Now they know what's in it - Holy Crap!

Now they know what's in it - chicagotribune.com

"We have to pass the bill so that you can find out what is in it ... "
then-U.S. House Speaker Nancy Pelosi on Obamacare legislation, March 9, 2010.

Not long after she uttered that infamous phrase, Pelosi got her way. She stampeded House Democrats to vote for a massive, complex Obamacare plan that few lawmakers in either party had time to understand. She and Democratic Senate leaders ramrodded Obamacare without a single Republican vote.
Democratic lawmakers voted for a bill without a clear idea of how well it would work.
Now they know.
Obamacare is faltering under its own bureaucratic weight. Massive computer problems are preventing people from signing up for coverage in the new online marketplaces. Worse, many people who finally manage to log in suffer sticker shock at high insurance premium or deductible prices.
Democrats are breaking ranks. And, predictably, there's a rising cry to fire people who are responsible for the mess, including Health and Human Services Secretary Kathleen Sebelius. "Somebody's got to man up here, get rid of these people," said Rep. Rick Nolan, D-Minn., who didn't name names but characterized the president's response to the rollout as "weak." "There are people like myself who supported the Affordable Care Act, but I'm not oblivious to the fact that this layout has done harm and damage to the brand," he said.
The brand? Obamacare's got all the appeal of MySpace, Friendster or BlackBerry now.
On Thursday, government contractors who built the system told a House committee that they did not have enough time to test the system before its debut. We already knew that. The law piled thousands of pages of rules and regulations on employers, individuals, insurers. Those rules were still flowing out of the administration even as the exchanges were being readied to open.
Sebelius is set to testify next week. She's saying that President Barack Obama didn't know about the problems with the health insurance website before it went live.
Really? We know Obama's busy, but didn't he see those Government Accountability Office warnings that many technical hurdles needed to be overcome for the system to start on time?
Obama and Sebelius promise a "tech surge" to fix all the computer problems. But as Democrats now see, the problems with the law they passed aren't buried in a thicket of computer code.
•The promise that the law would deliver affordable care?
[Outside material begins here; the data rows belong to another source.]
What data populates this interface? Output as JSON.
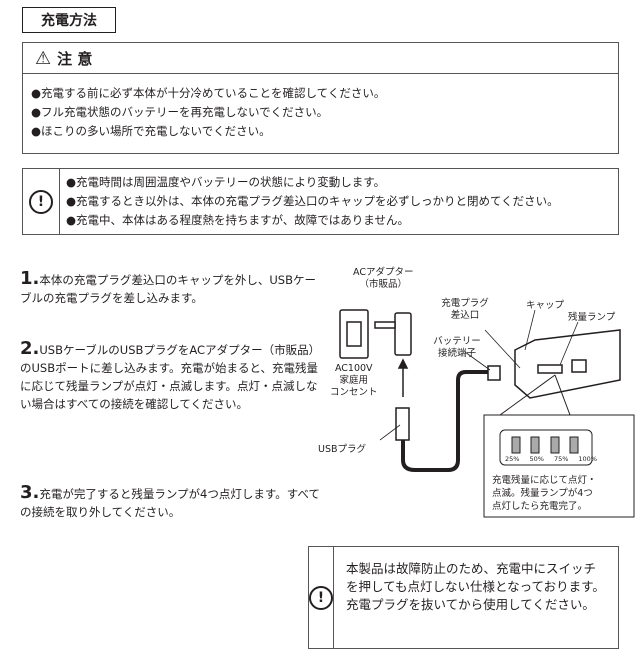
{
  "title": "充電方法",
  "caution": {
    "heading": "注 意",
    "icon": "warning-triangle-icon",
    "items": [
      "●充電する前に必ず本体が十分冷めていることを確認してください。",
      "●フル充電状態のバッテリーを再充電しないでください。",
      "●ほこりの多い場所で充電しないでください。"
    ]
  },
  "note1": {
    "icon": "exclamation-circle-icon",
    "items": [
      "●充電時間は周囲温度やバッテリーの状態により変動します。",
      "●充電するとき以外は、本体の充電プラグ差込口のキャップを必ずしっかりと閉めてください。",
      "●充電中、本体はある程度熱を持ちますが、故障ではありません。"
    ]
  },
  "steps": [
    {
      "num": "1.",
      "text": "本体の充電プラグ差込口のキャップを外し、USBケーブルの充電プラグを差し込みます。"
    },
    {
      "num": "2.",
      "text": "USBケーブルのUSBプラグをACアダプター（市販品）のUSBポートに差し込みます。充電が始まると、充電残量に応じて残量ランプが点灯・点滅します。点灯・点滅しない場合はすべての接続を確認してください。"
    },
    {
      "num": "3.",
      "text": "充電が完了すると残量ランプが4つ点灯します。すべての接続を取り外してください。"
    }
  ],
  "diagram": {
    "adapter": "ACアダプター\n（市販品）",
    "outlet": "AC100V\n家庭用\nコンセント",
    "usb_plug": "USBプラグ",
    "plug_port": "充電プラグ\n差込口",
    "battery_terminal": "バッテリー\n接続端子",
    "cap": "キャップ",
    "lamp": "残量ランプ",
    "levels": [
      "25%",
      "50%",
      "75%",
      "100%"
    ],
    "callout": "充電残量に応じて点灯・点滅。残量ランプが4つ点灯したら充電完了。"
  },
  "note2": {
    "icon": "exclamation-circle-icon",
    "text": "本製品は故障防止のため、充電中にスイッチを押しても点灯しない仕様となっております。充電プラグを抜いてから使用してください。"
  }
}
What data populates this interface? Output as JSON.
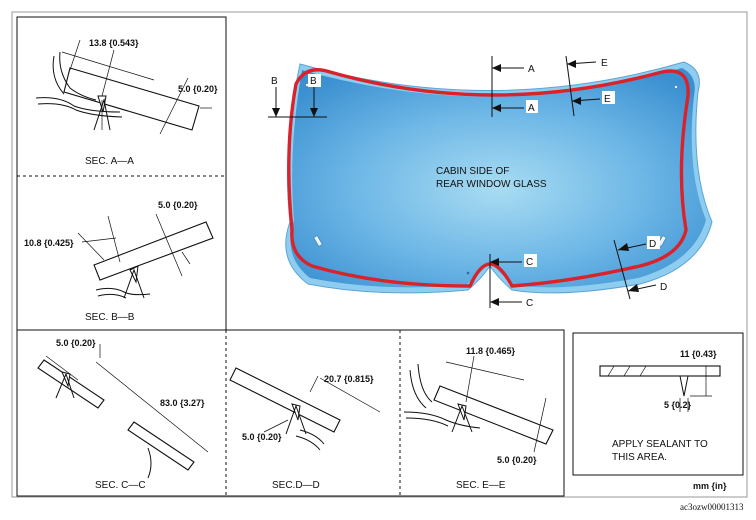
{
  "glass": {
    "note_line1": "CABIN SIDE OF",
    "note_line2": "REAR WINDOW GLASS",
    "colors": {
      "glass_light": "#a9dcf2",
      "glass_dark": "#3a8fd0",
      "sealant": "#d9222a"
    }
  },
  "section_markers": [
    "A",
    "A",
    "B",
    "B",
    "C",
    "C",
    "D",
    "D",
    "E",
    "E"
  ],
  "sections": {
    "a": {
      "caption": "SEC. A—A",
      "dim1": "13.8 {0.543}",
      "dim2": "5.0 {0.20}"
    },
    "b": {
      "caption": "SEC. B—B",
      "dim1": "10.8 {0.425}",
      "dim2": "5.0 {0.20}"
    },
    "c": {
      "caption": "SEC. C—C",
      "dim1": "5.0 {0.20}",
      "dim2": "83.0 {3.27}"
    },
    "d": {
      "caption": "SEC.D—D",
      "dim1": "20.7 {0.815}",
      "dim2": "5.0 {0.20}"
    },
    "e": {
      "caption": "SEC. E—E",
      "dim1": "11.8 {0.465}",
      "dim2": "5.0 {0.20}"
    }
  },
  "legend": {
    "dim_height": "11 {0.43}",
    "dim_width": "5 {0.2}",
    "instruction_line1": "APPLY SEALANT TO",
    "instruction_line2": "THIS AREA."
  },
  "units_label": "mm {in}",
  "figure_id": "ac3ozw00001313"
}
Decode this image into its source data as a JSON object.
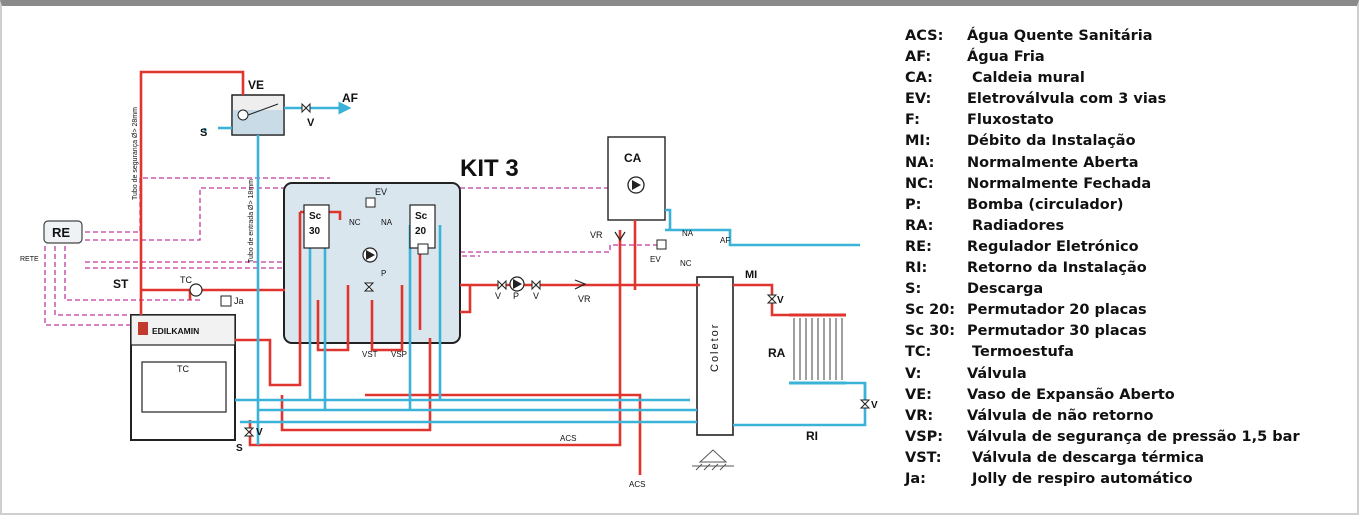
{
  "diagram": {
    "kit_title": "KIT 3",
    "boiler_brand": "EDILKAMIN",
    "labels": {
      "ve": "VE",
      "af": "AF",
      "s": "S",
      "v": "V",
      "re": "RE",
      "rete": "RETE",
      "st": "ST",
      "tc": "TC",
      "ja": "Ja",
      "ev": "EV",
      "nc": "NC",
      "na": "NA",
      "sc30": "30",
      "sc20": "20",
      "sc": "Sc",
      "p": "P",
      "vst": "VST",
      "vsp": "VSP",
      "ca": "CA",
      "vr": "VR",
      "mi": "MI",
      "ra": "RA",
      "ri": "RI",
      "acs": "ACS",
      "coletor": "Coletor"
    },
    "pipe_notes": {
      "safety_pipe": "Tubo de segurança Ø> 28mm",
      "inlet_pipe": "Tubo de entrada Ø> 18mm"
    },
    "colors": {
      "hot": "#e0342e",
      "cold": "#3bb2d8",
      "signal": "#c03aa0",
      "tank": "#d9e6ee"
    }
  },
  "legend": [
    {
      "code": "ACS:",
      "text": "Água Quente Sanitária"
    },
    {
      "code": "AF:",
      "text": "Água Fria"
    },
    {
      "code": "CA:",
      "text": " Caldeia  mural"
    },
    {
      "code": "EV:",
      "text": "Eletroválvula com 3 vias"
    },
    {
      "code": "F:",
      "text": "Fluxostato"
    },
    {
      "code": "MI:",
      "text": "Débito da Instalação"
    },
    {
      "code": "NA:",
      "text": "Normalmente Aberta"
    },
    {
      "code": "NC:",
      "text": "Normalmente Fechada"
    },
    {
      "code": "P:",
      "text": "Bomba (circulador)"
    },
    {
      "code": "RA:",
      "text": " Radiadores"
    },
    {
      "code": "RE:",
      "text": "Regulador Eletrónico"
    },
    {
      "code": "RI:",
      "text": "Retorno da Instalação"
    },
    {
      "code": "S:",
      "text": "Descarga"
    },
    {
      "code": "Sc 20:",
      "text": "Permutador 20 placas"
    },
    {
      "code": "Sc 30:",
      "text": "Permutador 30 placas"
    },
    {
      "code": "TC:",
      "text": " Termoestufa"
    },
    {
      "code": "V:",
      "text": "Válvula"
    },
    {
      "code": "VE:",
      "text": "Vaso de Expansão Aberto"
    },
    {
      "code": "VR:",
      "text": "Válvula de não retorno"
    },
    {
      "code": "VSP:",
      "text": "Válvula de segurança de pressão 1,5 bar"
    },
    {
      "code": "VST:",
      "text": " Válvula de descarga térmica"
    },
    {
      "code": "Ja:",
      "text": " Jolly de respiro automático"
    }
  ]
}
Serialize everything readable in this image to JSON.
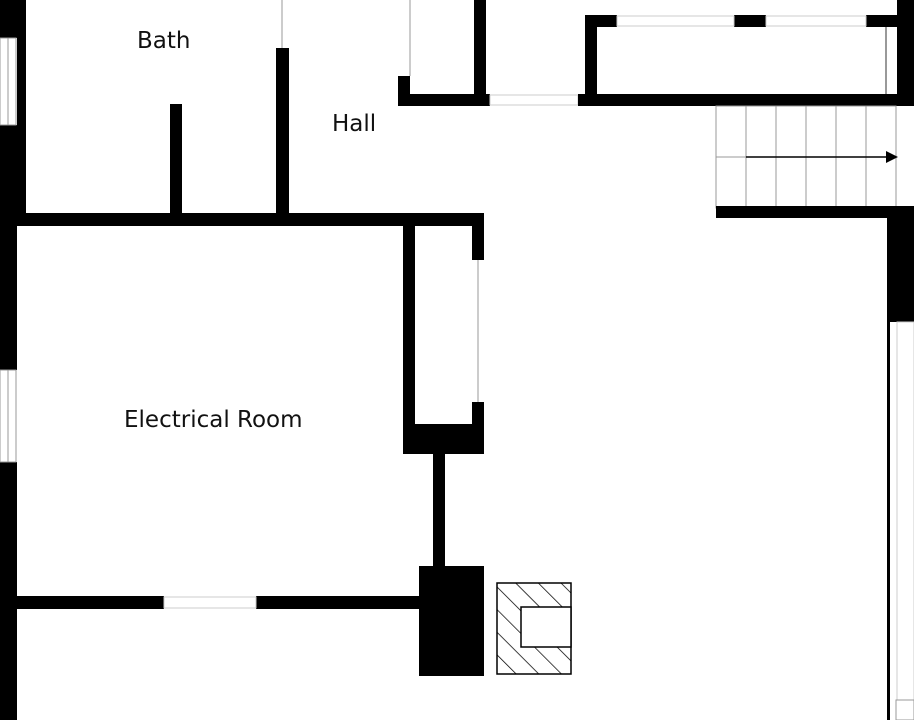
{
  "rooms": [
    {
      "id": "bath",
      "label": "Bath"
    },
    {
      "id": "hall",
      "label": "Hall"
    },
    {
      "id": "electrical-room",
      "label": "Electrical Room"
    }
  ],
  "colors": {
    "wall": "#000000",
    "background": "#ffffff",
    "window_line": "#cccccc"
  },
  "icons": {
    "stairs": "stairs-icon",
    "stairs_arrow": "arrow-right-icon",
    "chimney": "chimney-icon"
  }
}
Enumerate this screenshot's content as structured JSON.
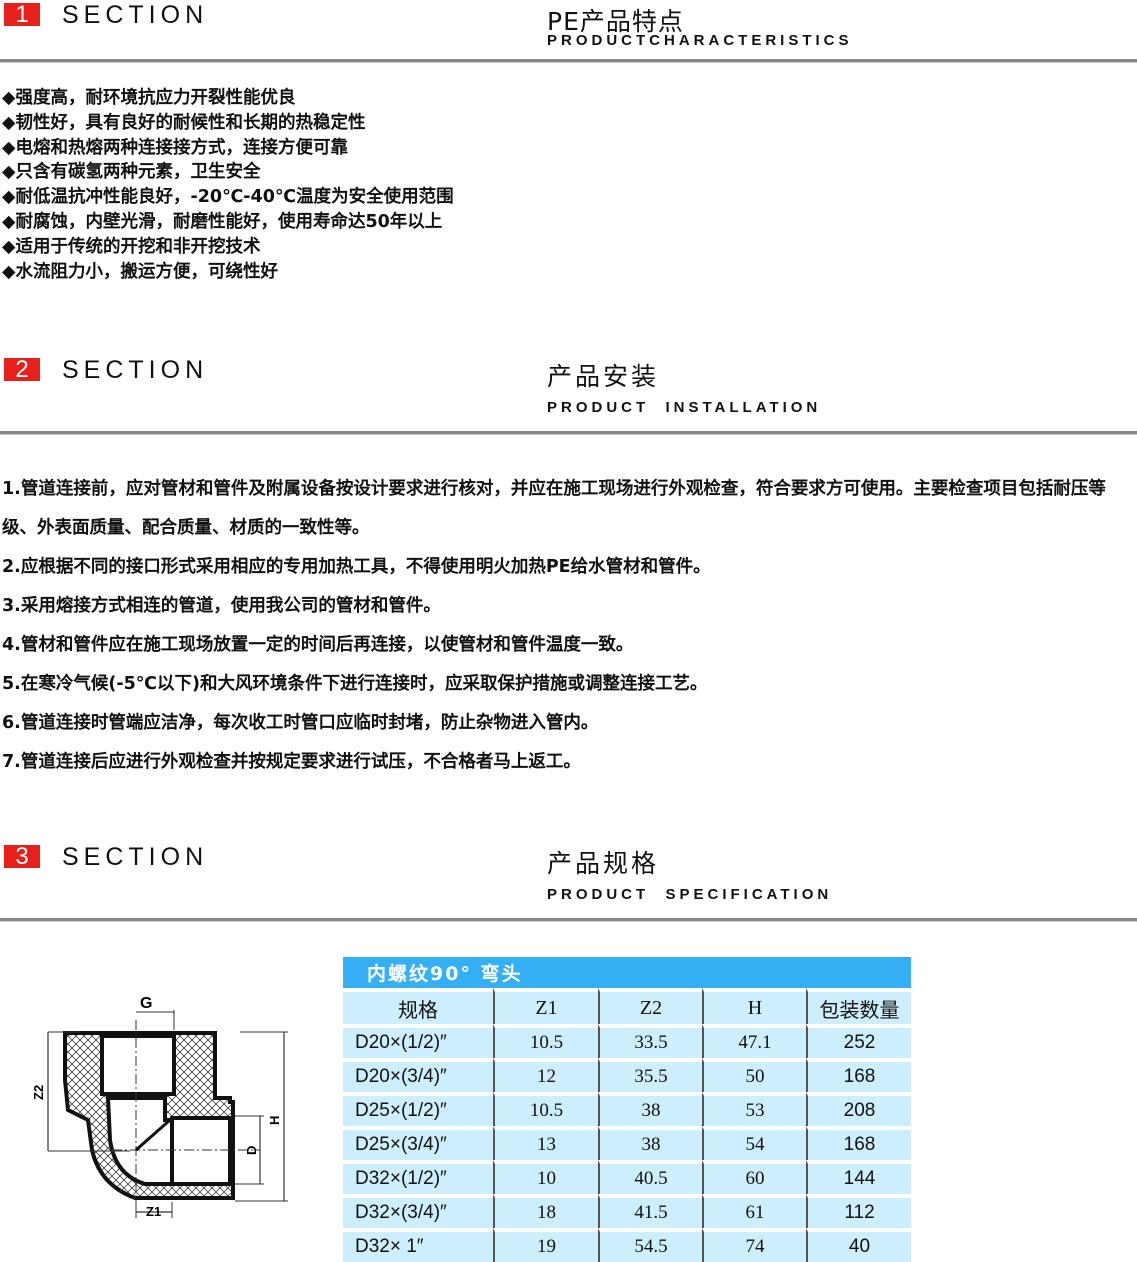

Ask those Chicagoans who face deductibles that are thousands of dollars higher than their current coverage. The sticker shock is nationwide: People in some of the poorest rural areas must choose from some of the nation's highest-priced plans, The New York Times reports.
•The president's oft-repeated promise that you can keep your current coverage if you want to? Insurers are telling many Americans that their existing policies won't be renewed, so they'll have to shop for new ones.
•You can keep your doctors? In some plans insurers cut costs by offering people narrow networks, excluding some of the best physicians and hospitals.
Congress can start to fix this mess by delaying the mandate that everyone have insurance or pay a penalty. As it is now, people must sign up for insurance by March 31 to avoid penalties.
The feds already have granted a one-year reprieve on the companion mandate that employers provide insurance or pay fines. The administration has allowed any number of carve-outs for other special pleaders.
A delay in the individual mandate isn't a special break. It's simple fairness.
In the rush to pass Obamacare, Democratic leaders reassured lawmakers that Americans would love it, once they understood it.
Alas, we all understand it — better than the lawmakers who enacted it did.